Erdoğan: Yarın bazı dedikodular başlayabilir
Cumhurbaşkanı Recep Tayyip Erdoğan Camiiler ve Din Görevlileri Haftası'nda konuştu. Erdoğan, "Şehitlerimizin kanlarını yerde bırakmayacağız" dedi.
Erdoğan: "Terörle mücadelemizi hiç aksatmadan kararlılıkla sürdürüyoruz, sürdüreceğiz. Şehitlerimizin, gazilerimizin kanlarını yerde bırakmayacağız."
Erdoğan'ın konuşmaları şöyle:
Bir yerlerde bir eksiğimiz var. 140 bin kişilik bir ordunun olduğu yerde, neden beklediğimiz neticeyi alamıyoruz. Öyleyse daha fazla çalışmamız lazım, daha fazla gayret etmemiz lazım.
Cuma hutbelerimizde günde 5 vakit namazlarımızla, bunun üzerinden düşünmemiz lazım. Acaba arkamda neden cemaat yok veya neden 2 kişi 3 kişi var da bir saf yok. Bunları düşünmemiz lazım. Rahmetli babam her akşam beni camiideki hocama gönderirdi.
Hanım hocalarım, bulundukları mahallelerin anneleriyle ilişkilerini geliştirmeleri lazım. Sadece ben hocayım maaşımı alayım, önümdeki kız öğrenciye ders vereyim mantığı yeterli değil. Aynı şekilde imam efendi müezzin efendi günde 5 kere kapıyı açıyım kapatıyım mantığında değil. Sadece Sultan Ahmet'in Kocatepe'nin, Millet Camii'nin kapısının açık olması yetmez. Bütün camiilerimizin kapılarının açık olmaları gerekir.
Bu milletin er veya geç sığınacağı yer, camiilerimizdir.
Çocuklarımızın hanımlarımızın ayaklarını camiilere alıştıracağız. Yarın bazı dedikodular başlayabilir.
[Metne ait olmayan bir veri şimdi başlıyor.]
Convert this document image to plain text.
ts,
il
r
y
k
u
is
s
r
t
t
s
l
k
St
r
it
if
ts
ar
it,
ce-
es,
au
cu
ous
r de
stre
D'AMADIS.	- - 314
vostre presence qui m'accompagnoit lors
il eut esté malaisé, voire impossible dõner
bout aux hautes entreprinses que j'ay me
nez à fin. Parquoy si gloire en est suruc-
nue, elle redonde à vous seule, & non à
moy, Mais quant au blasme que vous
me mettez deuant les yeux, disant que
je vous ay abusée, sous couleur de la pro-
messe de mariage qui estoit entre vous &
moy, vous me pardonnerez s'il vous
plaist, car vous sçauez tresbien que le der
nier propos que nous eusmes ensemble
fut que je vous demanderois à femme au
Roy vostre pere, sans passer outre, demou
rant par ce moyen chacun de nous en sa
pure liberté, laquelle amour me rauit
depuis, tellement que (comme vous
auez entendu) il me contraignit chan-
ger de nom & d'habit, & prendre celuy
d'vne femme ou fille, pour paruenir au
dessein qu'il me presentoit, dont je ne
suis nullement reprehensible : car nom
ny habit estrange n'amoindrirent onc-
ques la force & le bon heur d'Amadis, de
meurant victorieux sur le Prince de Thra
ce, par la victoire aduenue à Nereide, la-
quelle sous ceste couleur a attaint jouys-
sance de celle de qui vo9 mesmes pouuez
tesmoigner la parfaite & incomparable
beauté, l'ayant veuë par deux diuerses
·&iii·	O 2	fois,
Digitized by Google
Varsın başlasın bazı şeyleri göze alacağız. Eğer biz konuşmazsak çıkıyor başkaları konuşuyor. Meydan onlara kalıyor.
Camiilerimizin ahıra çevirildiği, satıldığı, kapısına zincir vurulduğu süreçlere şahit olduk.
Nasıl kökleriyle irtibatı kopan bir ağacın ayakta kalması mümkün değilse, medeniyet değerleriyle bağı zayıflayan bir milletinde varlığını sürdürmesi imkansızdır. Bu millet efendimize hürmeten ordusuna Mehmetçik ismi verecek kadar peygamber aşığı bir millettir. Şu hassasiyete bakın. Ve şimdi dünyanın hiçbir islam ülkesinde bu yok sadece bizde var. Bu şehit olanlar bizim mehmetçiklerimiz.
Biz Avrupa'dan Afrika'ya kadar cenk meydanlarını Allah Allah nidalarıyla inletmiş bir ecdanın torunlarıyız. Bu anlayışla şimdiye kadar ne içerden ne de dışardan namahrem ellerin inancımıza kastetmesine müsaade etmedik. En zor zamanlarda bile ezanımza bayrağımıza şehitlerimizin kanına sahip çıktık. Yeri geldi 1863 yılında Ebubekir efendi gibi bir alimi irşad için 10bin km ötedeki Güney Afrika'ya gönderdik. Şu ecdada bak.
Teknolojik imkanlar bir taraftan hayatımızı kolaylaştırırken diğer taraftan da insani ilişkilerimize zarar veriyor.
Şayet gençler yaşadıkları savrulmaların çözümünü camiilerde değil de başka yerde arıyorsa ortada yanlış giden bir şey vardır.